Mr Kloppers yesterday held talks with Premier Jay Weatherill in Adelaide to explain why the miner’s board last month indefinitely shelved the $28.7 billion project. He emerged from the hour-long meeting to say there was no timeframe for the project and no guarantee it would ever go ahead.
This came more than a week after The Weekend Australian revealed that Mr Kloppers had warned the expansion might never happen because the project was now dependent on the uncertain development of cheaper “leaching” technology to expand the mine’s future production. He had said that unlike “optimistic” scientists, the miner was “insufficiently certain that an eventual project will happen”. Mr Kloppers reiterated that message yesterday after meeting with the Premier. “We have been working and expending a lot of money on trying to make this project a reality,” Mr Kloppers said…… “I can’t give you any timeframe on how these things could progress.”
Asked if he could give a guarantee the mine would be redeveloped, he said: “No, I cannot.”
Mr Weatherill tried to maintain a positive message, but conceded the current model planned for the expansion “does not work”.. they are not able to advance a time when the technology will be proven, nor are they able to give us certainty about whether the technology will be capable of being proven, and therefore they will not be in a position to give us certainty about when the mine proceeds.”…
Mr Weatherill said that after his meeting yesterday, any future expansion was even further away than he had previously thought……
The opposition said all of the government’s tough-talking about BHP meeting its December deadline to go-ahead with the expansion and the project’s benefits for the state, had proven to be “bluff and bluster”. http://www.theaustralian.com.au/national-affairs/kloppers-bleak-olympic-hopes/story-fn59niix-1226464289847
BHP talking about leaching methods for Olympic Dam uranium mine
AUDIO No guarantee for Olympic Dam mine expansion ABC Radio P.M. http://www.abc.net.au/pm/content/2012/s3581996.htm Nicola Gage reported this story Sept 3 2012,
“……NICOLA GAGE: Mr Weatherill says he was informed on the different technologies BHP are looking into. That included new forms of conveyor belts, and the potential use of heap leach technology.

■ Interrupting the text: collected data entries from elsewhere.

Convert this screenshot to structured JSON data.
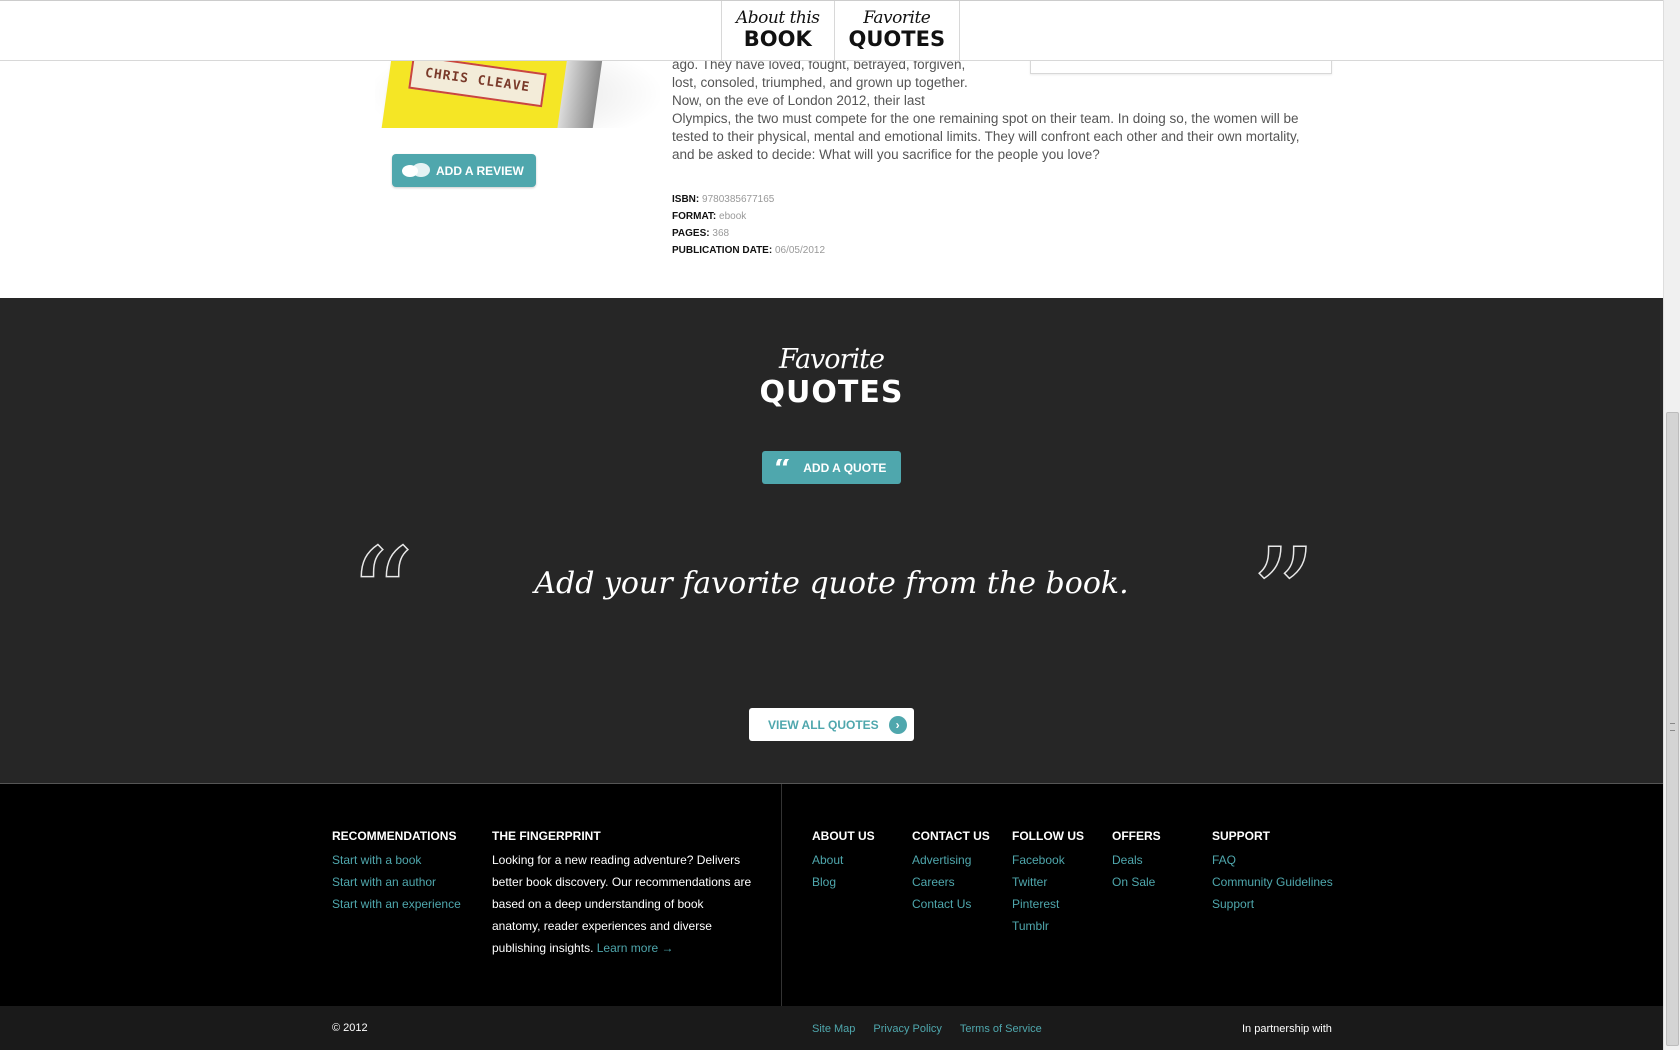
{
  "nav": {
    "tabs": [
      {
        "small": "About this",
        "big": "BOOK"
      },
      {
        "small": "Favorite",
        "big": "QUOTES"
      }
    ]
  },
  "book": {
    "cover_text": "CHRIS CLEAVE",
    "add_review_label": "ADD A REVIEW",
    "description_lines": [
      "ago. They have loved, fought, betrayed, forgiven,",
      "lost, consoled, triumphed, and grown up together.",
      "Now, on the eve of London 2012, their last",
      "Olympics, the two must compete for the one remaining spot on their team. In doing so, the women will be",
      "tested to their physical, mental and emotional limits. They will confront each other and their own mortality,",
      "and be asked to decide: What will you sacrifice for the people you love?"
    ],
    "meta": [
      {
        "label": "ISBN:",
        "value": "9780385677165"
      },
      {
        "label": "FORMAT:",
        "value": "ebook"
      },
      {
        "label": "PAGES:",
        "value": "368"
      },
      {
        "label": "PUBLICATION DATE:",
        "value": "06/05/2012"
      }
    ]
  },
  "quotes": {
    "heading_small": "Favorite",
    "heading_big": "QUOTES",
    "add_quote_label": "ADD A QUOTE",
    "open_mark": "“",
    "close_mark": "”",
    "prompt": "Add your favorite quote from the book.",
    "view_all_label": "VIEW ALL QUOTES",
    "view_all_arrow": "›"
  },
  "footer": {
    "recommendations": {
      "title": "RECOMMENDATIONS",
      "links": [
        "Start with a book",
        "Start with an author",
        "Start with an experience"
      ]
    },
    "fingerprint": {
      "title": "THE FINGERPRINT",
      "text": "Looking for a new reading adventure? Delivers better book discovery. Our recommendations are based on a deep understanding of book anatomy, reader experiences and diverse publishing insights.",
      "link": "Learn more →"
    },
    "about": {
      "title": "ABOUT US",
      "links": [
        "About",
        "Blog"
      ]
    },
    "contact": {
      "title": "CONTACT US",
      "links": [
        "Advertising",
        "Careers",
        "Contact Us"
      ]
    },
    "follow": {
      "title": "FOLLOW US",
      "links": [
        "Facebook",
        "Twitter",
        "Pinterest",
        "Tumblr"
      ]
    },
    "offers": {
      "title": "OFFERS",
      "links": [
        "Deals",
        "On Sale"
      ]
    },
    "support": {
      "title": "SUPPORT",
      "links": [
        "FAQ",
        "Community Guidelines",
        "Support"
      ]
    }
  },
  "bottom": {
    "copyright": "© 2012",
    "links": [
      "Site Map",
      "Privacy Policy",
      "Terms of Service"
    ],
    "partner": "In partnership with"
  },
  "colors": {
    "accent": "#4fa7ad",
    "dark_section": "#262626",
    "footer": "#000000"
  }
}
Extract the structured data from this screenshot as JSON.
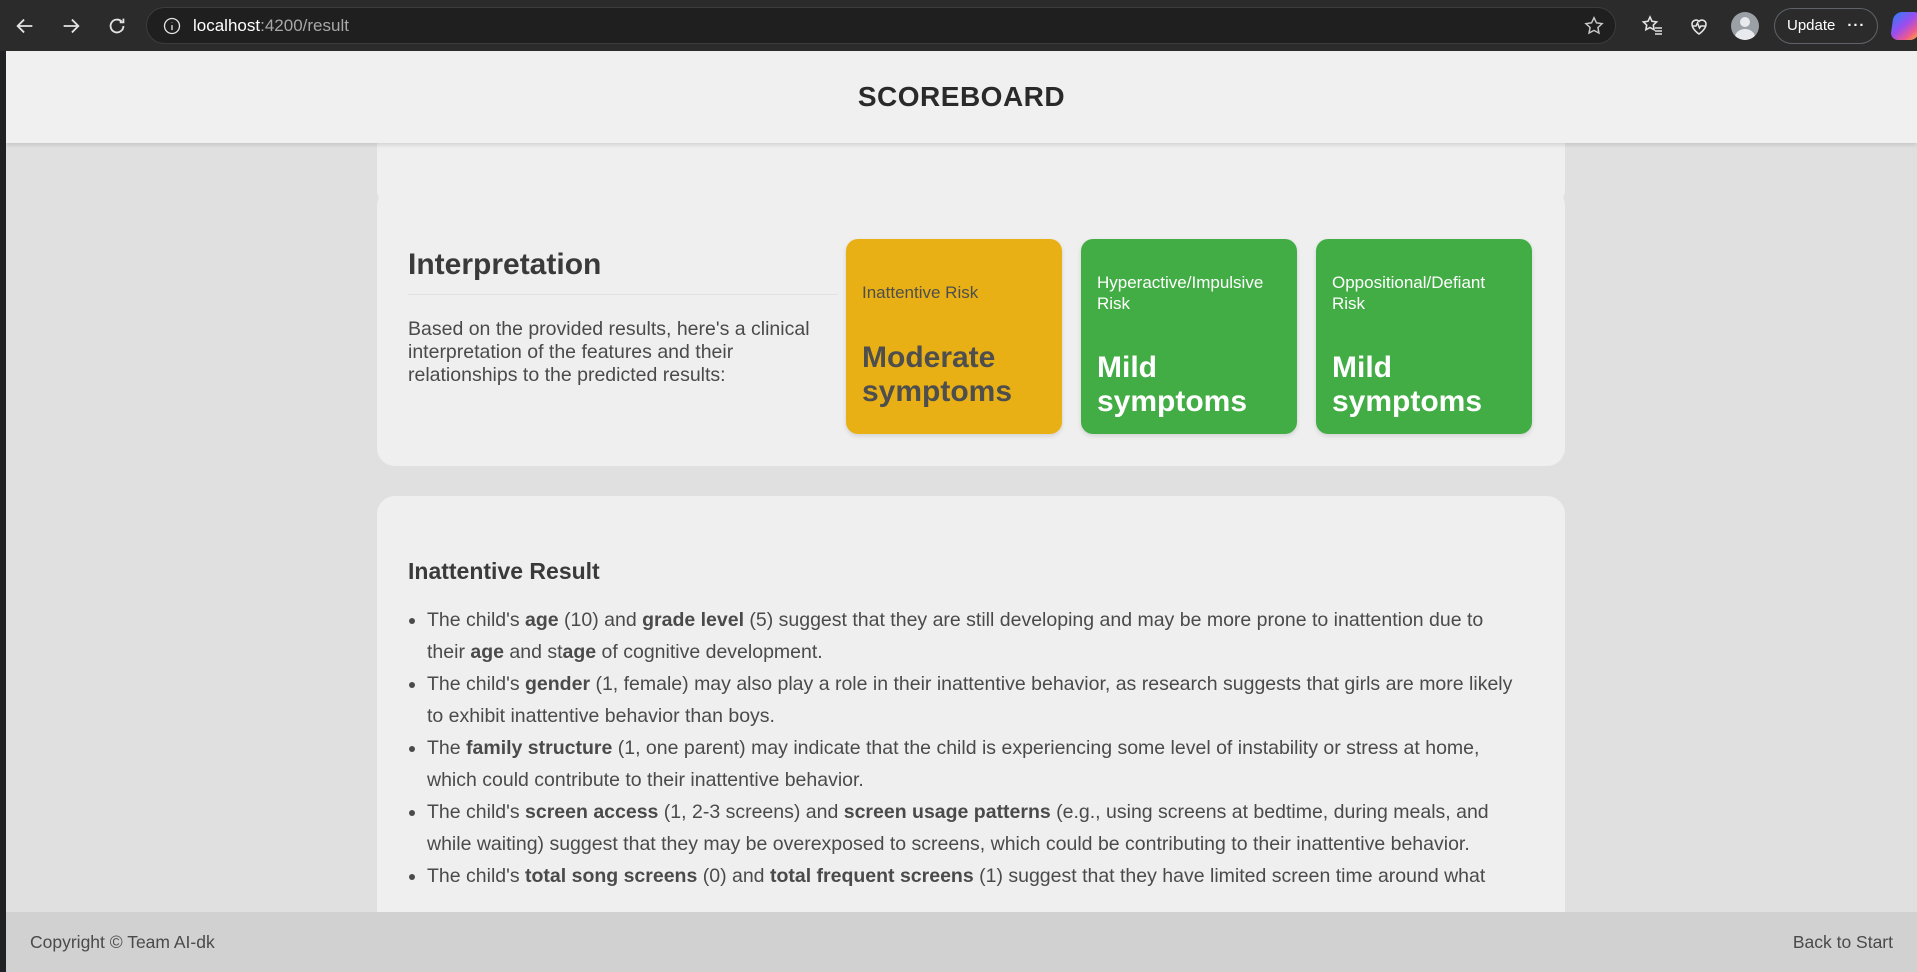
{
  "browser": {
    "url_host": "localhost",
    "url_path": ":4200/result",
    "update_label": "Update",
    "more_label": "···"
  },
  "header": {
    "title": "SCOREBOARD"
  },
  "interpretation": {
    "title": "Interpretation",
    "text": "Based on the provided results, here's a clinical interpretation of the features and their relationships to the predicted results:",
    "risks": [
      {
        "label": "Inattentive Risk",
        "value": "Moderate symptoms",
        "color": "#e8b015"
      },
      {
        "label": "Hyperactive/Impulsive Risk",
        "value": "Mild symptoms",
        "color": "#43ad45"
      },
      {
        "label": "Oppositional/Defiant Risk",
        "value": "Mild symptoms",
        "color": "#43ad45"
      }
    ]
  },
  "result": {
    "title": "Inattentive Result",
    "items": [
      [
        {
          "t": "The child's "
        },
        {
          "t": "age",
          "b": true
        },
        {
          "t": " (10) and "
        },
        {
          "t": "grade level",
          "b": true
        },
        {
          "t": " (5) suggest that they are still developing and may be more prone to inattention due to their "
        },
        {
          "t": "age",
          "b": true
        },
        {
          "t": " and st"
        },
        {
          "t": "age",
          "b": true
        },
        {
          "t": " of cognitive development."
        }
      ],
      [
        {
          "t": "The child's "
        },
        {
          "t": "gender",
          "b": true
        },
        {
          "t": " (1, female) may also play a role in their inattentive behavior, as research suggests that girls are more likely to exhibit inattentive behavior than boys."
        }
      ],
      [
        {
          "t": "The "
        },
        {
          "t": "family structure",
          "b": true
        },
        {
          "t": " (1, one parent) may indicate that the child is experiencing some level of instability or stress at home, which could contribute to their inattentive behavior."
        }
      ],
      [
        {
          "t": "The child's "
        },
        {
          "t": "screen access",
          "b": true
        },
        {
          "t": " (1, 2-3 screens) and "
        },
        {
          "t": "screen usage patterns",
          "b": true
        },
        {
          "t": " (e.g., using screens at bedtime, during meals, and while waiting) suggest that they may be overexposed to screens, which could be contributing to their inattentive behavior."
        }
      ],
      [
        {
          "t": "The child's "
        },
        {
          "t": "total song screens",
          "b": true
        },
        {
          "t": " (0) and "
        },
        {
          "t": "total frequent screens",
          "b": true
        },
        {
          "t": " (1) suggest that they have limited screen time around what"
        }
      ]
    ]
  },
  "footer": {
    "copyright": "Copyright © Team AI-dk",
    "back_link": "Back to Start"
  }
}
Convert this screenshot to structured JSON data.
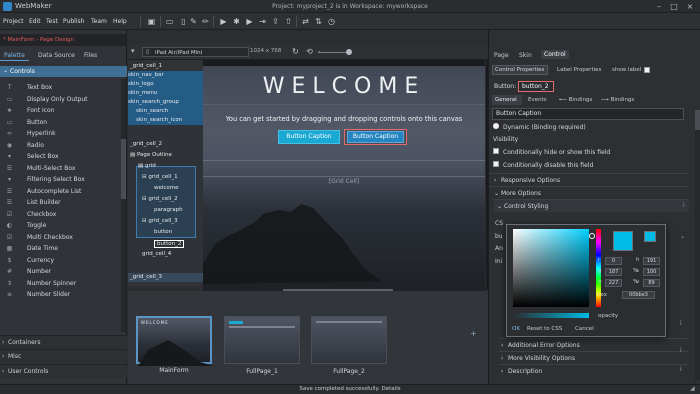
{
  "titlebar": {
    "app_name": "WebMaker",
    "project_text": "Project: myproject_2 is in Workspace: myworkspace"
  },
  "menu": [
    "Project",
    "Edit",
    "Test",
    "Publish",
    "Team",
    "Help"
  ],
  "left": {
    "breadcrumb": "* MainForm - Page Design",
    "tabs": [
      "Palette",
      "Data Source",
      "Files"
    ],
    "section": "Controls",
    "controls": [
      {
        "label": "Text Box",
        "icon": "T"
      },
      {
        "label": "Display Only Output",
        "icon": "▭"
      },
      {
        "label": "Font Icon",
        "icon": "★"
      },
      {
        "label": "Button",
        "icon": "▭"
      },
      {
        "label": "Hyperlink",
        "icon": "∞"
      },
      {
        "label": "Radio",
        "icon": "◉"
      },
      {
        "label": "Select Box",
        "icon": "▾"
      },
      {
        "label": "Multi-Select Box",
        "icon": "☰"
      },
      {
        "label": "Filtering Select Box",
        "icon": "▾"
      },
      {
        "label": "Autocomplete List",
        "icon": "☰"
      },
      {
        "label": "List Builder",
        "icon": "☰"
      },
      {
        "label": "Checkbox",
        "icon": "☑"
      },
      {
        "label": "Toggle",
        "icon": "◐"
      },
      {
        "label": "Multi Checkbox",
        "icon": "☑"
      },
      {
        "label": "Date Time",
        "icon": "▦"
      },
      {
        "label": "Currency",
        "icon": "$"
      },
      {
        "label": "Number",
        "icon": "#"
      },
      {
        "label": "Number Spinner",
        "icon": "⇕"
      },
      {
        "label": "Number Slider",
        "icon": "≡"
      }
    ],
    "accordions": [
      "Containers",
      "Misc",
      "User Controls"
    ]
  },
  "toolbar2": {
    "device": "iPad Air/iPad Mini",
    "resolution": "1024 x 768"
  },
  "outline": {
    "top_items": [
      "_grid_cell_1",
      "skin_nav_bar",
      "skin_logo",
      "skin_menu",
      "skin_search_group",
      "skin_search",
      "skin_search_icon"
    ],
    "mid_items": [
      "_grid_cell_2",
      "Page Outline",
      "grid",
      "grid_cell_1",
      "welcome",
      "grid_cell_2",
      "paragraph",
      "grid_cell_3",
      "button",
      "button_2",
      "grid_cell_4"
    ],
    "bottom_item": "_grid_cell_3"
  },
  "canvas": {
    "heading": "WELCOME",
    "paragraph": "You can get started by dragging and dropping controls onto this canvas",
    "button1": "Button Caption",
    "button2": "Button Caption",
    "grid_label": "[Grid Cell]"
  },
  "thumbnails": [
    {
      "label": "MainForm",
      "mini": "WELCOME"
    },
    {
      "label": "FullPage_1",
      "mini": ""
    },
    {
      "label": "FullPage_2",
      "mini": ""
    }
  ],
  "right": {
    "tabs": [
      "Page",
      "Skin",
      "Control"
    ],
    "subtabs": [
      "Control Properties",
      "Label Properties",
      "show label"
    ],
    "control_type": "Button:",
    "control_name": "button_2",
    "prop_tabs": [
      "General",
      "Events",
      "Bindings",
      "Bindings"
    ],
    "caption_value": "Button Caption",
    "dynamic_label": "Dynamic (Binding required)",
    "visibility_label": "Visibility",
    "cond_hide": "Conditionally hide or show this field",
    "cond_disable": "Conditionally disable this field",
    "sections": [
      "Responsive Options",
      "More Options",
      "Control Styling"
    ],
    "lower_sections": [
      "Additional Error Options",
      "More Visibility Options",
      "Description"
    ],
    "partial_labels": [
      "CS",
      "bu",
      "An",
      "Ini"
    ]
  },
  "colorpicker": {
    "fields": [
      {
        "k": "r",
        "v": "0"
      },
      {
        "k": "g",
        "v": "187"
      },
      {
        "k": "b",
        "v": "227"
      },
      {
        "k": "h",
        "v": "191"
      },
      {
        "k": "s",
        "v": "100"
      },
      {
        "k": "v",
        "v": "89"
      }
    ],
    "pct1": "%",
    "pct2": "%",
    "hex_label": "hex",
    "hex_value": "00bbe3",
    "opacity_label": "opacity",
    "buttons": [
      "OK",
      "Reset to CSS",
      "Cancel"
    ],
    "colors": {
      "main": "#00bbe3"
    }
  },
  "status": "Save completed successfully. Details"
}
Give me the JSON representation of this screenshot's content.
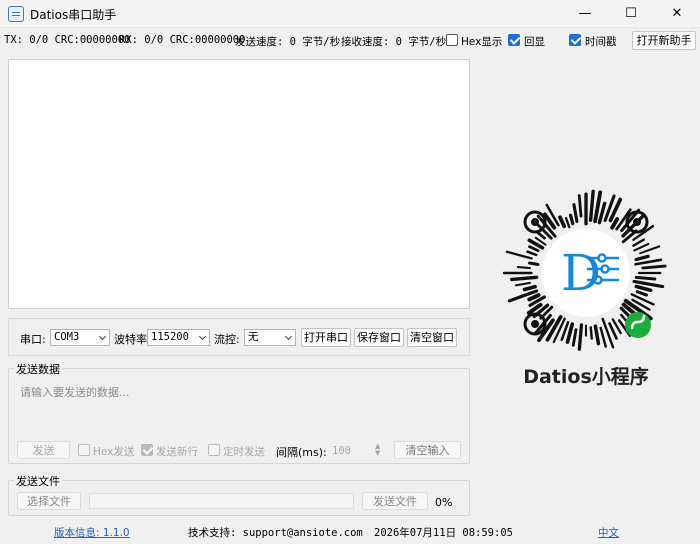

JAY WEATHERILL: Which has been investigated in laboratories and is, over a period of six years, has been scaled up to a certain size in terms of tests, but needs to be tested further to see whether it can be brought to scale and be used for full production.
NICOLA GAGE: Heap leach technology was flagged as an alternative extraction option in BHP’s original environmental impact statement in May 2009. The company already uses it in South America.
Professor Bill Skinner specialises in environmental surface science at the University of South Australia.
BILL SKINNER: There is a precedent for heap leaching technology in Australia, so it’s not exactly a unique process in Australia.
NICOLA GAGE: While it might be considered a new technology in the public arena, the process has been around for years. But Professor Skinner says difficulties with constancy made it expensive.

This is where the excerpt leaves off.